2. https://www.givewell.org/impact-estimates#Impact_metrics_for...

3. https://www.givewell.org/charities/give-directly/November-20...

4. https://blog.givewell.org/2022/08/17/changes-to-top-charity-...


with luck they’ll get their hands dirty, in a good way.


I'd expect the opposite: if FTX's failure means the FTX foundation money is gone then there's more need for money on the margin and more EAs will choose to earn to give.


Isn't the whole point that they work for mega-corps and then donate all the money instead of actually doing anything directly? I am pretty sure I read about this somewhere. I don't think effective altruists are the type to actually do anything other than go along with the status quo.


> work for mega-corps and then donate all the money instead of actually doing anything directly?

Early on most effective altruists were working to earn money and fund important things. More recently, with the money from Open Philanthropy (Dustin Moskovitz, FB), FTX Foundation (SBF, FTX), and others there's been less need for money relative to need for doing things, so many of us have switched away from earning to give. Me included: https://www.jefftk.com/p/leaving-google-joining-the-nucleic-...

> do anything other than go along with the status quo

EAs are overall pretty weird folks: there are a lot of criticisms you could make but that they're just going along with the status quo is a surprising one ;)


The whole point is you can fly to Africa and build wells. Which feels really good because you can see your impact.

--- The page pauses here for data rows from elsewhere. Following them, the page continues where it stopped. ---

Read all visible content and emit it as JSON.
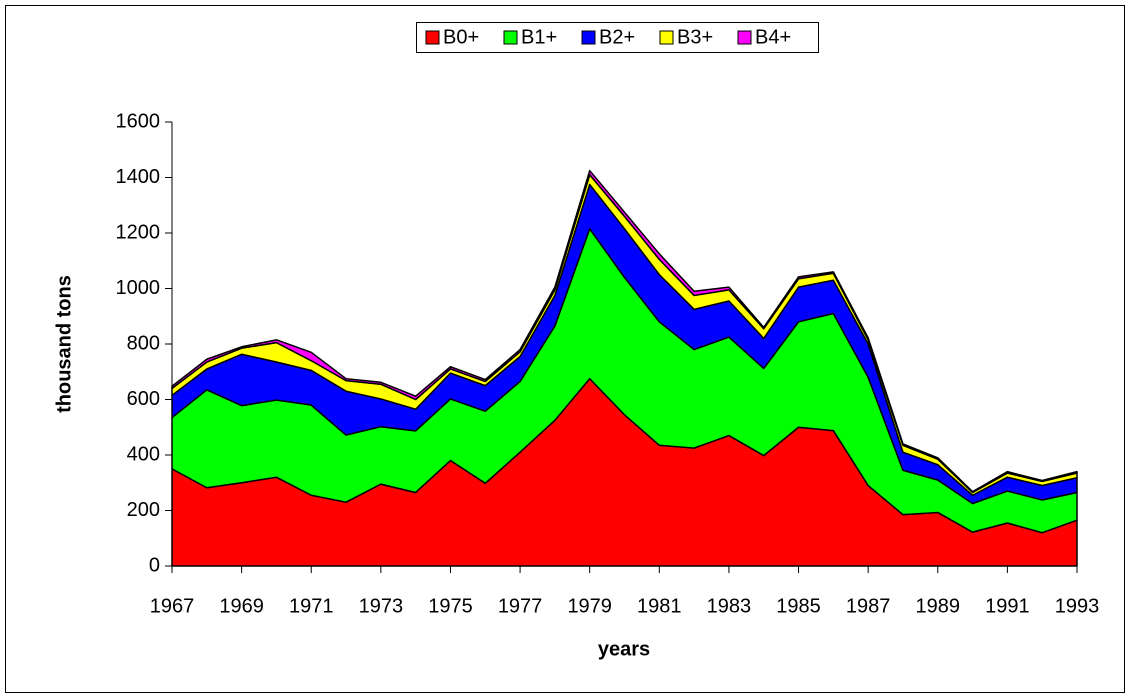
{
  "chart_data": {
    "type": "stacked_area",
    "x": [
      1967,
      1968,
      1969,
      1970,
      1971,
      1972,
      1973,
      1974,
      1975,
      1976,
      1977,
      1978,
      1979,
      1980,
      1981,
      1982,
      1983,
      1984,
      1985,
      1986,
      1987,
      1988,
      1989,
      1990,
      1991,
      1992,
      1993
    ],
    "series": [
      {
        "name": "B0+",
        "color": "#ff0000",
        "values": [
          350,
          282,
          300,
          320,
          255,
          230,
          295,
          265,
          380,
          298,
          410,
          525,
          675,
          545,
          435,
          425,
          470,
          398,
          500,
          488,
          290,
          185,
          193,
          122,
          155,
          120,
          165
        ]
      },
      {
        "name": "B1+",
        "color": "#00ff00",
        "values": [
          185,
          353,
          278,
          278,
          325,
          242,
          207,
          222,
          222,
          260,
          255,
          340,
          540,
          495,
          445,
          355,
          355,
          314,
          380,
          422,
          390,
          160,
          117,
          103,
          115,
          118,
          100
        ]
      },
      {
        "name": "B2+",
        "color": "#0000ff",
        "values": [
          80,
          75,
          185,
          137,
          125,
          158,
          100,
          78,
          93,
          92,
          90,
          110,
          160,
          175,
          170,
          145,
          130,
          108,
          125,
          120,
          120,
          65,
          55,
          30,
          50,
          52,
          53
        ]
      },
      {
        "name": "B3+",
        "color": "#ffff00",
        "values": [
          25,
          25,
          22,
          70,
          35,
          38,
          53,
          35,
          15,
          15,
          17,
          20,
          35,
          45,
          55,
          50,
          40,
          35,
          30,
          25,
          15,
          25,
          20,
          10,
          15,
          15,
          17
        ]
      },
      {
        "name": "B4+",
        "color": "#ff00ff",
        "values": [
          8,
          10,
          5,
          10,
          30,
          7,
          7,
          12,
          8,
          7,
          8,
          10,
          15,
          15,
          20,
          15,
          10,
          5,
          7,
          5,
          7,
          5,
          5,
          3,
          5,
          3,
          5
        ]
      }
    ],
    "xlabel": "years",
    "ylabel": "thousand tons",
    "xlim": [
      1967,
      1993
    ],
    "xticks": [
      1967,
      1969,
      1971,
      1973,
      1975,
      1977,
      1979,
      1981,
      1983,
      1985,
      1987,
      1989,
      1991,
      1993
    ],
    "ylim": [
      0,
      1600
    ],
    "yticks": [
      0,
      200,
      400,
      600,
      800,
      1000,
      1200,
      1400,
      1600
    ],
    "legend": "top"
  }
}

Or you can work as an investment banker and pay 100 Africans to build wells, which doesn't feel as good, but builds 100x as many wells and employs Africans.


like Elizabeth Holmes

It's a public persona

The media props these people up and then dumps them. I'm not saying it is a fraud but it's a recurring pattern.


I am going to go out on a limb here and say you have not moved any significant amount of money around, especially internationally. Trying moving $250,000, between the paperwork, back and forth, fees, it is a nightmare.


I did it last year. Was not that hard.


If you want to legally move the money you still need to do paperwork and pay fees, as well as the additional slippage from introducing a third currency.


You really do not with Bitcoin. If there are local regulations with declaration, sure. But the fees are dramatically lower to move the funds than using banks.


We regularly wire our overseas suppliers > $100k. Costs $40 per transaction. Zero paperwork. Takes several hours for them to receive.


With Bitcoin: Costs $0.4 per transaction. Zero paperwork. Takes several minutes.


For our purposes (and most businesses), those are marginal improvements. And there's absolutely no way the very significant risks involved with handling cryptocurrency are worth it to us.


And you lose the right to effect any chargebacks if any errors happen anywhere in the process, including mistyping the receiver address. I would happily pay 0.04% for such a powerful insurance.


Are you sure you can charge back that bank transfer? In theory sure, but in practice?